On Thu, Sep 1, 2016 at 4:54 PM, Carlos Alonso  wrote:

> I guess there's no easy solution for this. The bucketing technique you
> were applying with the publish_pre extra field making a composite partition
> key is probably your best bet but you're right being concerned that all
> your workload will hit the same node during an hour.
>
> I'd then suggest adding a higher-cardinality extra field, as the second
> number for example. That will spread the load across 60 partitions per
> datacenter and, of course, when querying, you'll have to try all
> partitions.
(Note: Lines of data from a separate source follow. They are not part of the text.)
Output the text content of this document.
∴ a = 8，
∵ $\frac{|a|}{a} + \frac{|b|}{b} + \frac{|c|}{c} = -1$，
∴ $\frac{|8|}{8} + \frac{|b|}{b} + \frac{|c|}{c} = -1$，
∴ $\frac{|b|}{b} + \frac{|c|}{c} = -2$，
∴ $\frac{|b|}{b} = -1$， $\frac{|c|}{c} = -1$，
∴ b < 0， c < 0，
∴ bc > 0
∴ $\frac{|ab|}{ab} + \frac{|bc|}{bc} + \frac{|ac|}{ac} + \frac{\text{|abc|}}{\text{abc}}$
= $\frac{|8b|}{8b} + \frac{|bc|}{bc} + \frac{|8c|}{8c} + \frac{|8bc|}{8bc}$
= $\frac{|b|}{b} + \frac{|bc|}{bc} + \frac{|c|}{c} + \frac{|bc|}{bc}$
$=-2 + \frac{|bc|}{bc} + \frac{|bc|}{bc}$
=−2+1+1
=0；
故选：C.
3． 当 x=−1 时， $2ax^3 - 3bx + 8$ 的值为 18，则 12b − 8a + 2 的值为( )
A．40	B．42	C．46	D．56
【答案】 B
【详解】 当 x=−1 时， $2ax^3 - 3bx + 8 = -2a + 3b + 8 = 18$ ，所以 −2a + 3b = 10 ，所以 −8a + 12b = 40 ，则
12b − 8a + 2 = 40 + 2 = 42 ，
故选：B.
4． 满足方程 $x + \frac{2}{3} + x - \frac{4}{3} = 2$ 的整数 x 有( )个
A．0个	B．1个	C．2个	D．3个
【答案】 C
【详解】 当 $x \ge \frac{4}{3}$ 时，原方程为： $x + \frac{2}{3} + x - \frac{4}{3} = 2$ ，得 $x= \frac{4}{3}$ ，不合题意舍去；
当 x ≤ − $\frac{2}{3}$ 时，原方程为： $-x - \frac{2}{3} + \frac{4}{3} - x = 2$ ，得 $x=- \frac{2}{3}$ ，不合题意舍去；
It won't scale forever as the partitions will grow big at some
> point, but if your data is small enough it may work.
>
> Another suggestion would be to use the number of seconds since epoch as
> the extra partitioning key. Instead of querying a range you'll have to
> issue single partition queries for each second within your range. This
> solution may suppose heavier read workloads but will definitely scale as
> the size of the partitions shouldn't be an issue.
>
> I don't think this suggestions will match your requirements off the shelf,
> but hopefully will give you an idea on how to trade off between partition
> size, number of partitions and read strategy to find the sweet spot for
> your use case.
>
> Regards
>
> Carlos Alonso | Software Engineer | @calonso 
>
> On 1 September 2016 at 02:58, Stone Fang  wrote:
>
>> access pattern is
>>
>> select *from datacenter where datacentername = '' and publish>$time and
>> publish<$time
>>
>> On Wed, Aug 31, 2016 at 8:37 PM, Carlos Alonso 
>> wrote:
>>
>>> Maybe a good question could be:
>>>
>>> Which is your access pattern to this data?
>>>
>>> Carlos Alonso | Software Engineer | @calonso
>>> 
>>>
>>> On 31 August 2016 at 11:47, Stone Fang  wrote:
>>>
 Hi all,
 have some questions on how to define clustering key.

 have a table like this

 CREATE TABLE datacenter{

 datacentername varchar,

 publish timestamp,

 value varchar,

 PRIMARY KEY(datacentername,publish)

 }


 *issues:*
 there are only two datacenter,so the data would only have two
 partitions.and store
 in two nodes.want to spread the data evenly around the cluster.

 take this post for reference
 http://www.datastax.com/dev/blog/basic-rules-of-cassandra-data-modeling

 CREATE TABLE datacenter{

 datacentername varchar,

 publish_pre text,

 publish timestamp,

 value varchar,

 PRIMARY KEY((datacentername,publish_pre),publish)

 }

 publish_pre is from 1~12 hours.*but the workload is high.i dont want
 to all workload inserted into one node in a hour.*

 have no idea on how to define the partition key to spread data evenly
 around the cluster,and the partition not split by time.which means that
 data should not be inserted one node at a certain time window.

 thanks
 stone

>>>
>>>
>>
>